Pourquoi Françoise Jaussaud s’est-elle éprise de la marche ? Elle n’est pas une sportive de l’extrême. Elle marche pour se sentir exister, mettre plus de ciel dans ses nuits, plus de couleurs dans ses jours. Elle marche pour penser, rêver, écrire et dessiner.

Elle n’est pas une extraterrestre. Elle pourrait être notre cousine ou notre voisine. La tête dans les nuages, certes, les pieds sur les chemins sauvages mais, sur les épaules, un sac de randonneuse avertie, quasiment professionnelle.

Comme une grande sœur, elle donne des conseils. En marcheuse passionnée, elle incite à partir, à explorer les hauteurs, à faire l’expérience de la solitude. Ni ermite, ni mystique, elle apprivoise peu à peu la montagne et se laisse apprivoiser par elle.

Notre marcheuse projette de continuer ses explorations en montagne sans négliger d’en déjouer les pièges et les dangers. Elle transmet ce qu’elle a appris de ses erreurs, compris de ses limites, acquis au cours des années. Quels sont ses atouts ? Un souci de se fondre dans les paysages qu’elle traverse et la confiance en son instinct de marcheuse expérimentée et prudente. « Comment préparer son bivouac ? Longuement. Soigneusement comme s’il allait pleuvoir des cordes ou geler à pierre fendre ».

Autre atout plus important encore : son parti pris de bonne humeur qui lui fait goûter chaque instant.Je marche seulea le charme d’un conte, l’épaisseur d’un témoignage, l’intérêt d’un guide pratique. Du mode d’emploi, il a l’intelligence, de la trousse de secours, la sobriété, du pense-pas-bête, l’humour. Il aurait pu s’intituler Je marche futée. On y parle des provisions, de la documentation, du matériel (connaissiez-vous les douze usages de la serviette éponge ?). On apprend comment utiliser, en toute sécurité, l’eau qu’on trouve en chemin, comment choisir une bonne cape lourde et solide.

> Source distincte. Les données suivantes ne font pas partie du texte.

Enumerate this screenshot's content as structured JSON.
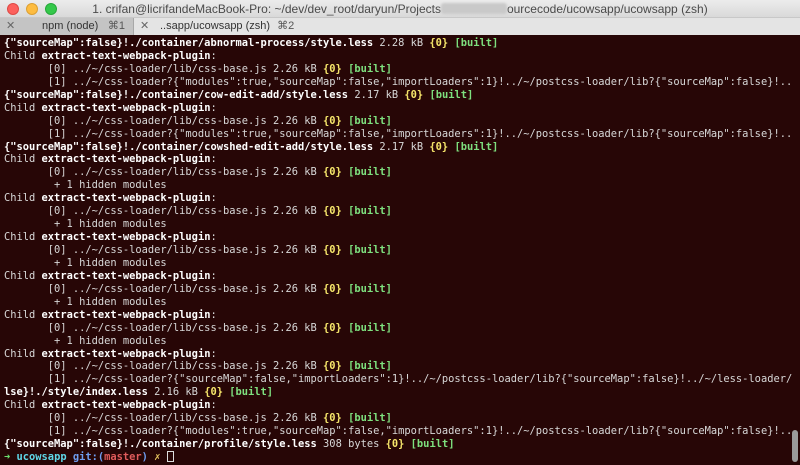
{
  "window": {
    "title_prefix": "1. crifan@licrifandeMacBook-Pro: ~/dev/dev_root/daryun/Projects",
    "title_suffix": "ourcecode/ucowsapp/ucowsapp (zsh)"
  },
  "tabs": [
    {
      "close": "✕",
      "label": "npm (node)",
      "shortcut": "⌘1"
    },
    {
      "close": "✕",
      "label": "..sapp/ucowsapp (zsh)",
      "shortcut": "⌘2"
    }
  ],
  "terminal": {
    "lines": [
      [
        [
          "b",
          "{\"sourceMap\":false}!./container/abnormal-process/style.less"
        ],
        [
          "d",
          " 2.28 kB "
        ],
        [
          "y",
          "{0}"
        ],
        [
          "d",
          " "
        ],
        [
          "g",
          "[built]"
        ]
      ],
      [
        [
          "d",
          "Child "
        ],
        [
          "b",
          "extract-text-webpack-plugin"
        ],
        [
          "d",
          ":"
        ]
      ],
      [
        [
          "d",
          "       [0] ../~/css-loader/lib/css-base.js 2.26 kB "
        ],
        [
          "y",
          "{0}"
        ],
        [
          "d",
          " "
        ],
        [
          "g",
          "[built]"
        ]
      ],
      [
        [
          "d",
          "       [1] ../~/css-loader?{\"modules\":true,\"sourceMap\":false,\"importLoaders\":1}!../~/postcss-loader/lib?{\"sourceMap\":false}!../~/less-loader/dist?"
        ]
      ],
      [
        [
          "b",
          "{\"sourceMap\":false}!./container/cow-edit-add/style.less"
        ],
        [
          "d",
          " 2.17 kB "
        ],
        [
          "y",
          "{0}"
        ],
        [
          "d",
          " "
        ],
        [
          "g",
          "[built]"
        ]
      ],
      [
        [
          "d",
          "Child "
        ],
        [
          "b",
          "extract-text-webpack-plugin"
        ],
        [
          "d",
          ":"
        ]
      ],
      [
        [
          "d",
          "       [0] ../~/css-loader/lib/css-base.js 2.26 kB "
        ],
        [
          "y",
          "{0}"
        ],
        [
          "d",
          " "
        ],
        [
          "g",
          "[built]"
        ]
      ],
      [
        [
          "d",
          "       [1] ../~/css-loader?{\"modules\":true,\"sourceMap\":false,\"importLoaders\":1}!../~/postcss-loader/lib?{\"sourceMap\":false}!../~/less-loader/dist?"
        ]
      ],
      [
        [
          "b",
          "{\"sourceMap\":false}!./container/cowshed-edit-add/style.less"
        ],
        [
          "d",
          " 2.17 kB "
        ],
        [
          "y",
          "{0}"
        ],
        [
          "d",
          " "
        ],
        [
          "g",
          "[built]"
        ]
      ],
      [
        [
          "d",
          "Child "
        ],
        [
          "b",
          "extract-text-webpack-plugin"
        ],
        [
          "d",
          ":"
        ]
      ],
      [
        [
          "d",
          "       [0] ../~/css-loader/lib/css-base.js 2.26 kB "
        ],
        [
          "y",
          "{0}"
        ],
        [
          "d",
          " "
        ],
        [
          "g",
          "[built]"
        ]
      ],
      [
        [
          "d",
          "        + 1 hidden modules"
        ]
      ],
      [
        [
          "d",
          "Child "
        ],
        [
          "b",
          "extract-text-webpack-plugin"
        ],
        [
          "d",
          ":"
        ]
      ],
      [
        [
          "d",
          "       [0] ../~/css-loader/lib/css-base.js 2.26 kB "
        ],
        [
          "y",
          "{0}"
        ],
        [
          "d",
          " "
        ],
        [
          "g",
          "[built]"
        ]
      ],
      [
        [
          "d",
          "        + 1 hidden modules"
        ]
      ],
      [
        [
          "d",
          "Child "
        ],
        [
          "b",
          "extract-text-webpack-plugin"
        ],
        [
          "d",
          ":"
        ]
      ],
      [
        [
          "d",
          "       [0] ../~/css-loader/lib/css-base.js 2.26 kB "
        ],
        [
          "y",
          "{0}"
        ],
        [
          "d",
          " "
        ],
        [
          "g",
          "[built]"
        ]
      ],
      [
        [
          "d",
          "        + 1 hidden modules"
        ]
      ],
      [
        [
          "d",
          "Child "
        ],
        [
          "b",
          "extract-text-webpack-plugin"
        ],
        [
          "d",
          ":"
        ]
      ],
      [
        [
          "d",
          "       [0] ../~/css-loader/lib/css-base.js 2.26 kB "
        ],
        [
          "y",
          "{0}"
        ],
        [
          "d",
          " "
        ],
        [
          "g",
          "[built]"
        ]
      ],
      [
        [
          "d",
          "        + 1 hidden modules"
        ]
      ],
      [
        [
          "d",
          "Child "
        ],
        [
          "b",
          "extract-text-webpack-plugin"
        ],
        [
          "d",
          ":"
        ]
      ],
      [
        [
          "d",
          "       [0] ../~/css-loader/lib/css-base.js 2.26 kB "
        ],
        [
          "y",
          "{0}"
        ],
        [
          "d",
          " "
        ],
        [
          "g",
          "[built]"
        ]
      ],
      [
        [
          "d",
          "        + 1 hidden modules"
        ]
      ],
      [
        [
          "d",
          "Child "
        ],
        [
          "b",
          "extract-text-webpack-plugin"
        ],
        [
          "d",
          ":"
        ]
      ],
      [
        [
          "d",
          "       [0] ../~/css-loader/lib/css-base.js 2.26 kB "
        ],
        [
          "y",
          "{0}"
        ],
        [
          "d",
          " "
        ],
        [
          "g",
          "[built]"
        ]
      ],
      [
        [
          "d",
          "       [1] ../~/css-loader?{\"sourceMap\":false,\"importLoaders\":1}!../~/postcss-loader/lib?{\"sourceMap\":false}!../~/less-loader/dist?{\"sourceMap\":fa"
        ]
      ],
      [
        [
          "b",
          "lse}!./style/index.less"
        ],
        [
          "d",
          " 2.16 kB "
        ],
        [
          "y",
          "{0}"
        ],
        [
          "d",
          " "
        ],
        [
          "g",
          "[built]"
        ]
      ],
      [
        [
          "d",
          "Child "
        ],
        [
          "b",
          "extract-text-webpack-plugin"
        ],
        [
          "d",
          ":"
        ]
      ],
      [
        [
          "d",
          "       [0] ../~/css-loader/lib/css-base.js 2.26 kB "
        ],
        [
          "y",
          "{0}"
        ],
        [
          "d",
          " "
        ],
        [
          "g",
          "[built]"
        ]
      ],
      [
        [
          "d",
          "       [1] ../~/css-loader?{\"modules\":true,\"sourceMap\":false,\"importLoaders\":1}!../~/postcss-loader/lib?{\"sourceMap\":false}!../~/less-loader/dist?"
        ]
      ],
      [
        [
          "b",
          "{\"sourceMap\":false}!./container/profile/style.less"
        ],
        [
          "d",
          " 308 bytes "
        ],
        [
          "y",
          "{0}"
        ],
        [
          "d",
          " "
        ],
        [
          "g",
          "[built]"
        ]
      ]
    ],
    "prompt": {
      "arrow": "➜",
      "dir": "ucowsapp",
      "git_label": "git:(",
      "branch": "master",
      "git_close": ")",
      "dirty": "✗"
    }
  }
}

Tout au long de ce livre, la marcheuse répond à toutes les questions que le lecteur pourrait lui poser, mais les questions les plus personnelles, celles qu’elle se pose à elle-même, restent parfois sans réponse :

« De quelles peurs mythiques, les autres me parlent-ils quand ils veulent m’empêcher de monter ? »

« D’où me vient cette passion du vagabondage ? De quelle lointaine hérédité cet amour du feu et de la nuit, sous les étoiles ? » Je marche seuleest aussi un recueil de confidences intimes. Pour les habitants des villages isolés qu’elle traverse, la solitude est synonyme d’exclusion, d’un manque à combler. C’est pourquoi les hommes et les femmes de tous âges se confient à elle. « Dans mes carnets de marche dorment des histoires plus émouvantes que celles que l’on publie. Tout y est : l’intrigue, le dénouement, le paysage et les visages. Les secrets, on ne les dit qu’à une personne. C’est un privilège d’en être digne, une forme de bonheur plus mystérieuse encore ». Le lecteur n’est pas invité à se transformer en nomade, mais à retrouver la fonction du voyage : entre départ et retour équidistants comme une quête d’inconnu pour mieux se découvrir soi-même.

Françoise Jaussaud nous incite à créer notre propre vie comme elle crée son chemin : elle, dans la montagne et nous, là où nous conduit notre boussole intérieure. Il se dégage de Je marche seuleune certaine sagesse et un art de vivre ailleurs et autrement.